Oracle is down ~19.7% over the past 5 trading days.
The market is treating Oracle as a partial proxy for OpenAI risk. Oracle signed an AI infrastructure deal commonly cited at roughly $300B over approximately 5 years, with the contract period beginning in 2027. That figure reflects contracted capacity and commitments (approximately $60B annually), not a single upfront cheque.
Still, it implies massive capex and financing pressure—Oracle has already secured $18B in new debt with an additional $38B in negotiations pending—with debt and cash flow timing doing the real work.
There is no clause saying Oracle must recoup the spend in 5 years. But the economics are front-loaded. Oracle reported negative free cash flow of approximately $10B in its most recent quarter and increased full-year capex guidance from $35B to $50B in December 2025.
If utilization ramps slower than expected, margins disappoint, or OpenAI's revenue projections falter (the company projects $200B+ annual revenues by 2030 while currently generating ~$13B), the balance sheet takes the hit long before the upside shows up.
That is what investors are reacting to. The credit default swap spreads on Oracle debt have surged to five-year highs, reflecting market anxiety about servicing ~$100B in total debt while burning billions annually through 2027, when contract revenues begin.
This is not a verdict on whether AI is real.

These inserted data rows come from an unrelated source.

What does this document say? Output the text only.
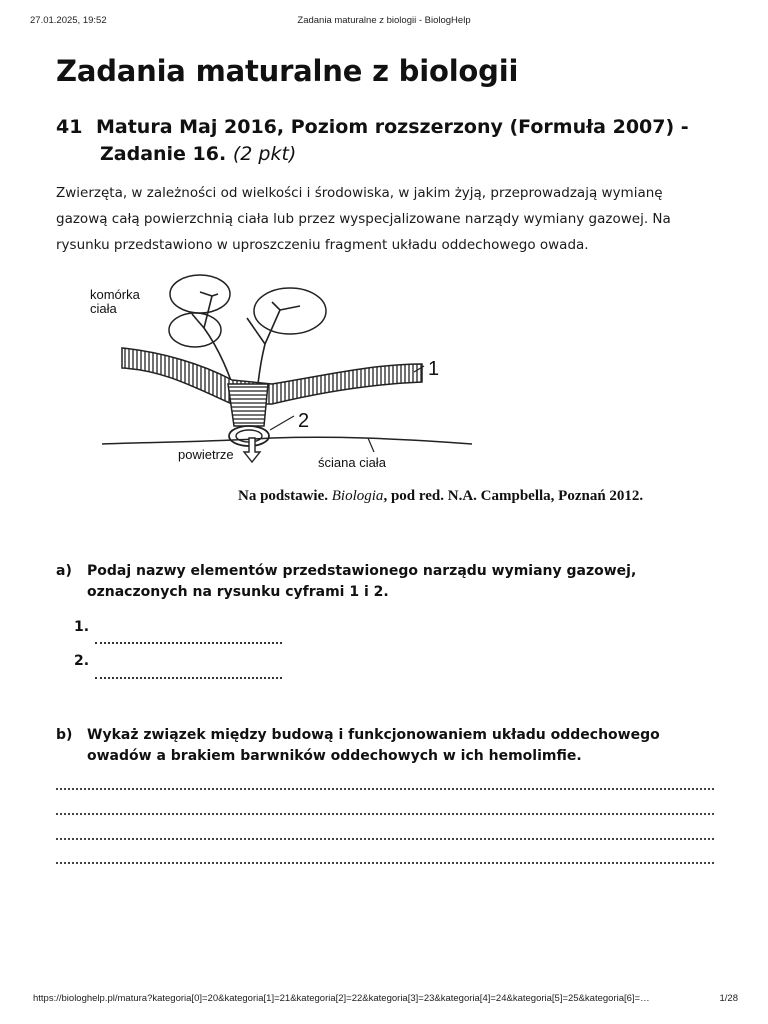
27.01.2025, 19:52	Zadania maturalne z biologii - BiologHelp
Zadania maturalne z biologii
41 Matura Maj 2016, Poziom rozszerzony (Formuła 2007) -
Zadanie 16. (2 pkt)

Zwierzęta, w zależności od wielkości i środowiska, w jakim żyją, przeprowadzają wymianę gazową całą powierzchnią ciała lub przez wyspecjalizowane narządy wymiany gazowej. Na rysunku przedstawiono w uproszczeniu fragment układu oddechowego owada.

komórka
ciała
1
2
powietrze
ściana ciała
Na podstawie. Biologia, pod red. N.A. Campbella, Poznań 2012.
a) Podaj nazwy elementów przedstawionego narządu wymiany gazowej, oznaczonych na rysunku cyframi 1 i 2.
1.
2.
b) Wykaż związek między budową i funkcjonowaniem układu oddechowego owadów a brakiem barwników oddechowych w ich hemolimfie.
https://biologhelp.pl/matura?kategoria[0]=20&kategoria[1]=21&kategoria[2]=22&kategoria[3]=23&kategoria[4]=24&kategoria[5]=25&kategoria[6]=…	1/28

It is about execution risk and capital intensity. Even if AI demand explodes, Oracle is competing in a market dominated by hyperscalers. Google, AWS, and Microsoft do not need Oracle to stumble for Oracle's risk profile to matter.

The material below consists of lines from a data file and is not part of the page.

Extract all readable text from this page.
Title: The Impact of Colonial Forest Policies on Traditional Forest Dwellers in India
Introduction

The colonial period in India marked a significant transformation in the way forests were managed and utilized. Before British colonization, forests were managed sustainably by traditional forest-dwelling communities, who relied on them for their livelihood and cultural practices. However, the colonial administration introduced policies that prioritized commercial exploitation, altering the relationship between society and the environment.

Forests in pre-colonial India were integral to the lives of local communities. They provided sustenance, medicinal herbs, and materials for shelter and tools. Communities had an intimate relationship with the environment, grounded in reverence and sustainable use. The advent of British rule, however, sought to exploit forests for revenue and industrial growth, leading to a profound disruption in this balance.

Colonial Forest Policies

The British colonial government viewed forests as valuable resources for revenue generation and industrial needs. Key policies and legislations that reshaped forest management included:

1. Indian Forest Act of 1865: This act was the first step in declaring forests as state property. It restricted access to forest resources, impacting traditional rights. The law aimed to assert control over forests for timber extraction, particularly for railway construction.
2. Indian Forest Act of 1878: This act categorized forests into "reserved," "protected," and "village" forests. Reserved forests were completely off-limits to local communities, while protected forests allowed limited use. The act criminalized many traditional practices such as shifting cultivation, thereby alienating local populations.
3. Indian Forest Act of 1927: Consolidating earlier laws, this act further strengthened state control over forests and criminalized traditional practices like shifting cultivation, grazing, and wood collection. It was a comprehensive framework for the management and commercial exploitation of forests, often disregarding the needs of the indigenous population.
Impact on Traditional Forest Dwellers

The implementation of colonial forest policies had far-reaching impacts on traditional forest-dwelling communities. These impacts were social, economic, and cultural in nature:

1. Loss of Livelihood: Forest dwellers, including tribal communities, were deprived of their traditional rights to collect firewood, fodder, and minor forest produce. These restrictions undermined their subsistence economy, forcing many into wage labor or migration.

More critically, OpenAI's single $300B contract represents approximately 66% of Oracle's entire $455B remaining performance obligations backlog, creating severe concentration risk. OpenAI itself faces competitive pressure from Google Gemini, which has captured approximately 13.7% market share (up from near-zero in 2024), forcing OpenAI to divert resources from revenue growth back to core product improvement precisely when it needs maximum cash generation.